Gaandeweg werd Janssen ‘one of the gang’. Vandaag is hij als redacteur actief bij het door ethisch hacker Victor Gevers opgerichte Dutch Institute for Vulnerability Disclosure (DIVD). Gevers’ vrijwilligersorganisatie houdt het internet in Nederland in de gaten. “Soms duiken er kwetsbaarheden op waar iedereen meteen bloednerveus van wordt’, zegt Gerard Janssen. “De hackers van DIVD kunnen in een paar uur tijd alle IP-adressen van de hele wereld scannen. Ze zien of er kwetsbare computers van ziekenhuizen of overheidsinstellingen tussen zitten en melden dat dan meteen. Tijdens de coronacrisis begon ik rapporten voor hen te schrijven; zo doorgrondde ik steeds beter hun werkwijze en motieven.”
Door met hen samen te werken, kreeg u inzage in hun drijfveren?

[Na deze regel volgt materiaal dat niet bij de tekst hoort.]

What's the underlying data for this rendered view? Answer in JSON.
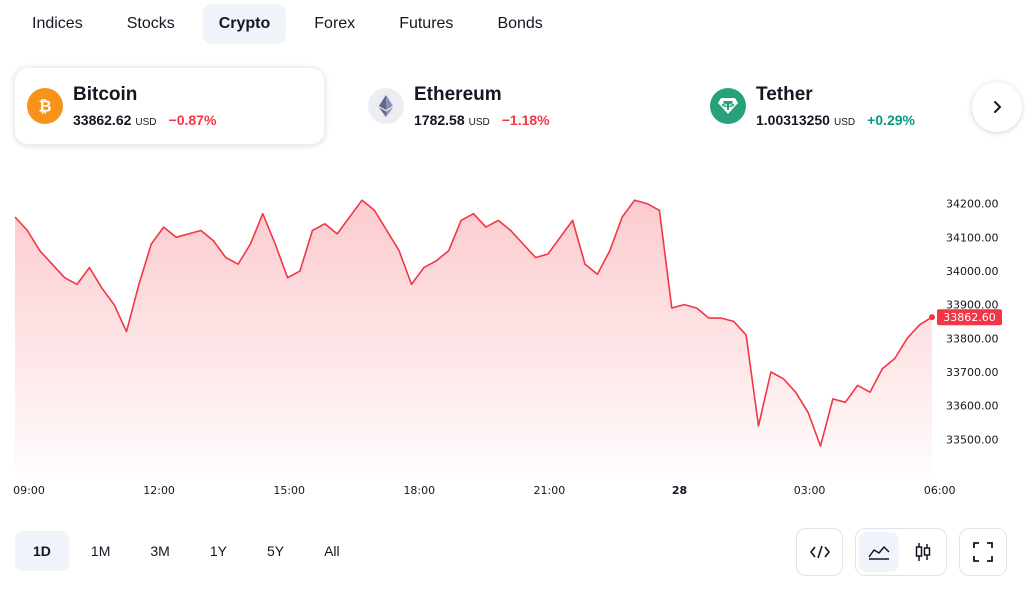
{
  "tabs": [
    {
      "label": "Indices",
      "active": false
    },
    {
      "label": "Stocks",
      "active": false
    },
    {
      "label": "Crypto",
      "active": true
    },
    {
      "label": "Forex",
      "active": false
    },
    {
      "label": "Futures",
      "active": false
    },
    {
      "label": "Bonds",
      "active": false
    }
  ],
  "tickers": [
    {
      "name": "Bitcoin",
      "price": "33862.62",
      "currency": "USD",
      "change": "−0.87%",
      "icon": "bitcoin-icon",
      "color": "#f7931a"
    },
    {
      "name": "Ethereum",
      "price": "1782.58",
      "currency": "USD",
      "change": "−1.18%",
      "icon": "ethereum-icon",
      "color": "#627eea"
    },
    {
      "name": "Tether",
      "price": "1.00313250",
      "currency": "USD",
      "change": "+0.29%",
      "icon": "tether-icon",
      "color": "#26a17b"
    }
  ],
  "colors": {
    "negative": "#f23645",
    "positive": "#089981",
    "line": "#f23645",
    "active_bg": "#f0f3fa"
  },
  "chart_data": {
    "type": "area",
    "x_ticks": [
      "09:00",
      "12:00",
      "15:00",
      "18:00",
      "21:00",
      "28",
      "03:00",
      "06:00"
    ],
    "y_ticks": [
      "34200.00",
      "34100.00",
      "34000.00",
      "33900.00",
      "33800.00",
      "33700.00",
      "33600.00",
      "33500.00"
    ],
    "ylim": [
      33400,
      34270
    ],
    "last_price_label": "33862.60",
    "values": [
      34160,
      34120,
      34060,
      34020,
      33980,
      33960,
      34010,
      33950,
      33900,
      33820,
      33960,
      34080,
      34130,
      34100,
      34110,
      34120,
      34090,
      34040,
      34020,
      34080,
      34170,
      34080,
      33980,
      34000,
      34120,
      34140,
      34110,
      34160,
      34210,
      34180,
      34120,
      34060,
      33960,
      34010,
      34030,
      34060,
      34150,
      34170,
      34130,
      34150,
      34120,
      34080,
      34040,
      34050,
      34100,
      34150,
      34020,
      33990,
      34060,
      34160,
      34210,
      34200,
      34180,
      33890,
      33900,
      33890,
      33860,
      33860,
      33850,
      33810,
      33540,
      33700,
      33680,
      33640,
      33580,
      33480,
      33620,
      33610,
      33660,
      33640,
      33710,
      33740,
      33800,
      33840,
      33863
    ]
  },
  "ranges": [
    {
      "label": "1D",
      "active": true
    },
    {
      "label": "1M",
      "active": false
    },
    {
      "label": "3M",
      "active": false
    },
    {
      "label": "1Y",
      "active": false
    },
    {
      "label": "5Y",
      "active": false
    },
    {
      "label": "All",
      "active": false
    }
  ]
}
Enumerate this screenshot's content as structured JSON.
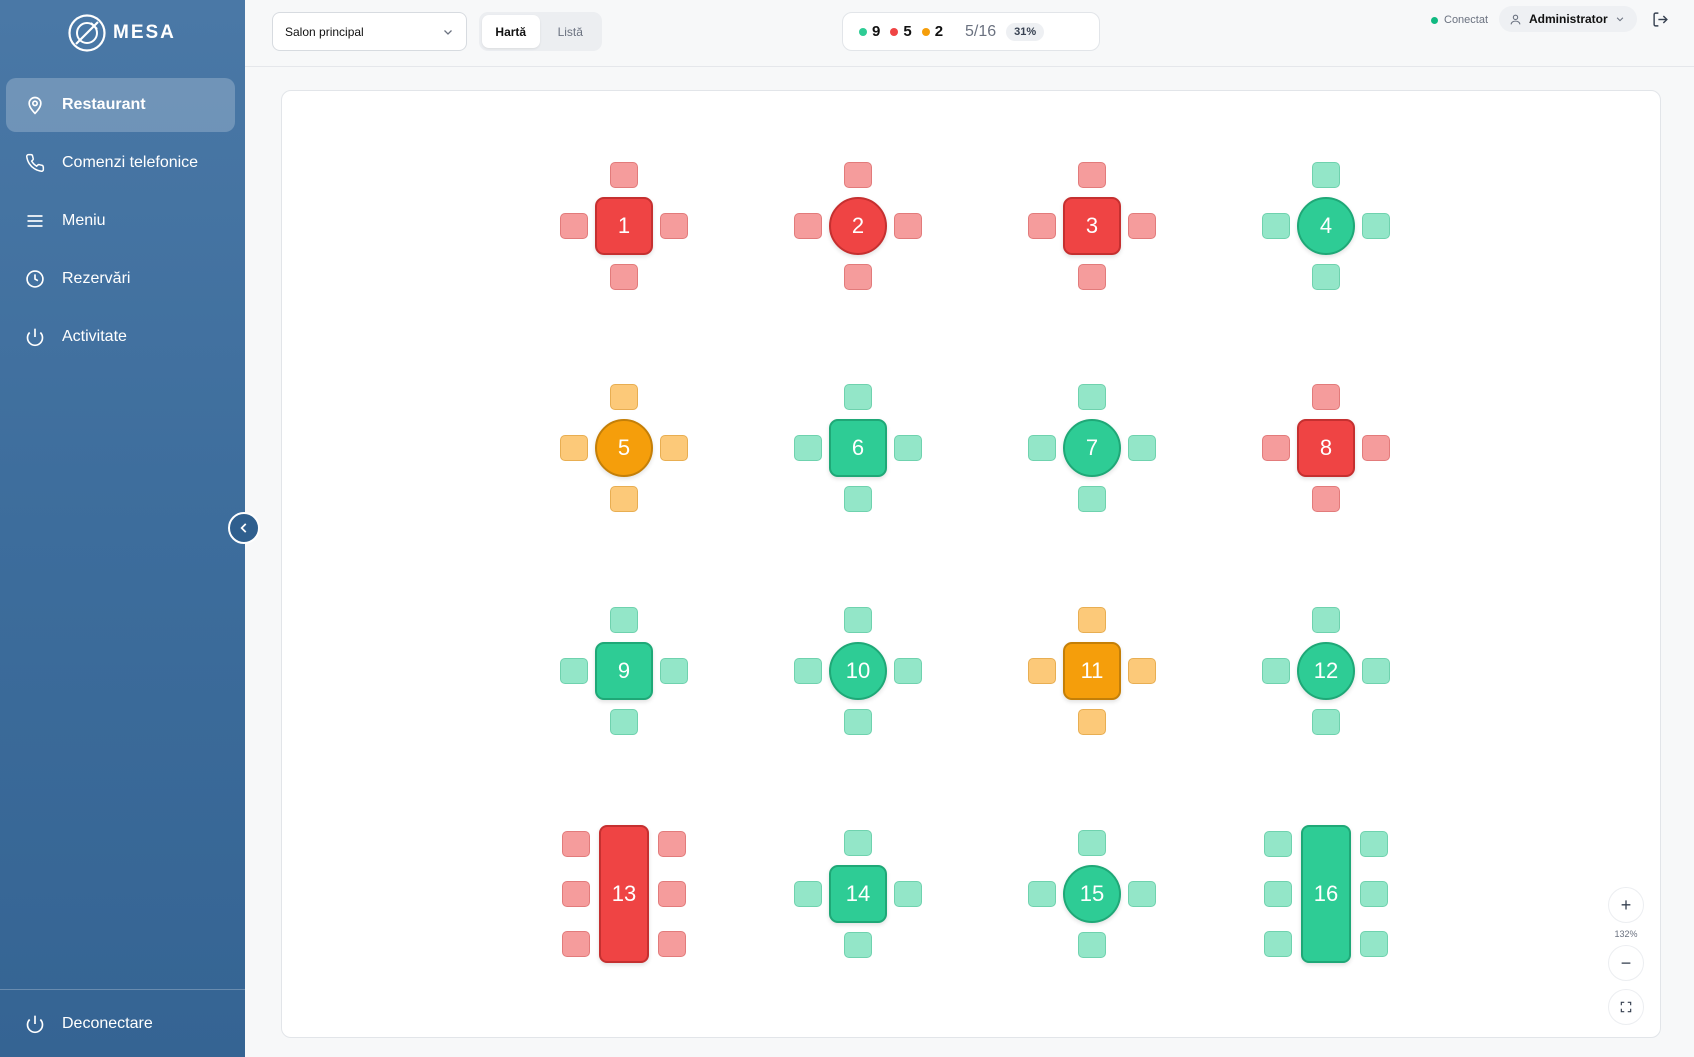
{
  "app": {
    "logo_text": "MESA"
  },
  "sidebar": {
    "items": [
      {
        "label": "Restaurant",
        "icon": "map-pin-icon",
        "active": true
      },
      {
        "label": "Comenzi telefonice",
        "icon": "phone-icon",
        "active": false
      },
      {
        "label": "Meniu",
        "icon": "menu-lines-icon",
        "active": false
      },
      {
        "label": "Rezervări",
        "icon": "clock-icon",
        "active": false
      },
      {
        "label": "Activitate",
        "icon": "power-icon",
        "active": false
      }
    ],
    "logout_label": "Deconectare"
  },
  "topbar": {
    "hall_select": "Salon principal",
    "view_options": [
      "Hartă",
      "Listă"
    ],
    "active_view": "Hartă",
    "stats": {
      "free": "9",
      "occupied": "5",
      "reserved": "2",
      "occupancy": "5/16",
      "percent": "31%"
    },
    "connection_status": "Conectat",
    "user": "Administrator"
  },
  "colors": {
    "free": "#2ecc95",
    "free_chair": "#93e6c8",
    "occupied": "#ef4444",
    "occupied_chair": "#f59c9c",
    "reserved": "#f59e0b",
    "reserved_chair": "#fcc979",
    "connected": "#10b981"
  },
  "tables": [
    {
      "number": "1",
      "status": "occupied",
      "shape": "square"
    },
    {
      "number": "2",
      "status": "occupied",
      "shape": "round"
    },
    {
      "number": "3",
      "status": "occupied",
      "shape": "square"
    },
    {
      "number": "4",
      "status": "free",
      "shape": "round"
    },
    {
      "number": "5",
      "status": "reserved",
      "shape": "round"
    },
    {
      "number": "6",
      "status": "free",
      "shape": "square"
    },
    {
      "number": "7",
      "status": "free",
      "shape": "round"
    },
    {
      "number": "8",
      "status": "occupied",
      "shape": "square"
    },
    {
      "number": "9",
      "status": "free",
      "shape": "square"
    },
    {
      "number": "10",
      "status": "free",
      "shape": "round"
    },
    {
      "number": "11",
      "status": "reserved",
      "shape": "square"
    },
    {
      "number": "12",
      "status": "free",
      "shape": "round"
    },
    {
      "number": "13",
      "status": "occupied",
      "shape": "long"
    },
    {
      "number": "14",
      "status": "free",
      "shape": "square"
    },
    {
      "number": "15",
      "status": "free",
      "shape": "round"
    },
    {
      "number": "16",
      "status": "free",
      "shape": "long"
    }
  ],
  "zoom": {
    "level": "132%",
    "zoom_in": "+",
    "zoom_out": "−"
  }
}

“Toch wel. Al was het in het begin niet makkelijk om als journalist hun vertrouwen te winnen. Ik ging niet undercover, maar maakte altijd bekend wie ik was. Om hen te beschermen, maakte ik duidelijke afspraken. Ik zag en hoorde dingen waarvan ik dacht: ‘Mijn god!’ Maar die konden niet in mijn boek omdat ik hen dat beloofd heb.”
Zoals?
“Na een etentje in een restaurant vroeg één van de hackers die ik sprak de rekening. Hij haalde zijn kredietkaart boven; achteraf bleek dat hij met de kaart van een andere hacker betaald had. Niet door die kaart te kopiëren, maar door de bank een unieke nieuwe kaart op te laten sturen. Toen wist ik: als ze willen, betalen ze met de kaart van om het even wie. Maar deze hackers doen dat niet.”
Waarom niet?
“Omdat de meeste hackers zuiver op de graat zijn: ze houden van wetten en regeltjes. Een waterdicht set van juridische regels bestaat niet; er zitten altijd mazen in het net. Hackers vinden het leuk om naar die gaten op zoek te gaan. Ze letten erop dat ze al hackend de wet niet overtreden, maar doen er tezelfdertijd wel alles aan om de achterpoortjes te vinden.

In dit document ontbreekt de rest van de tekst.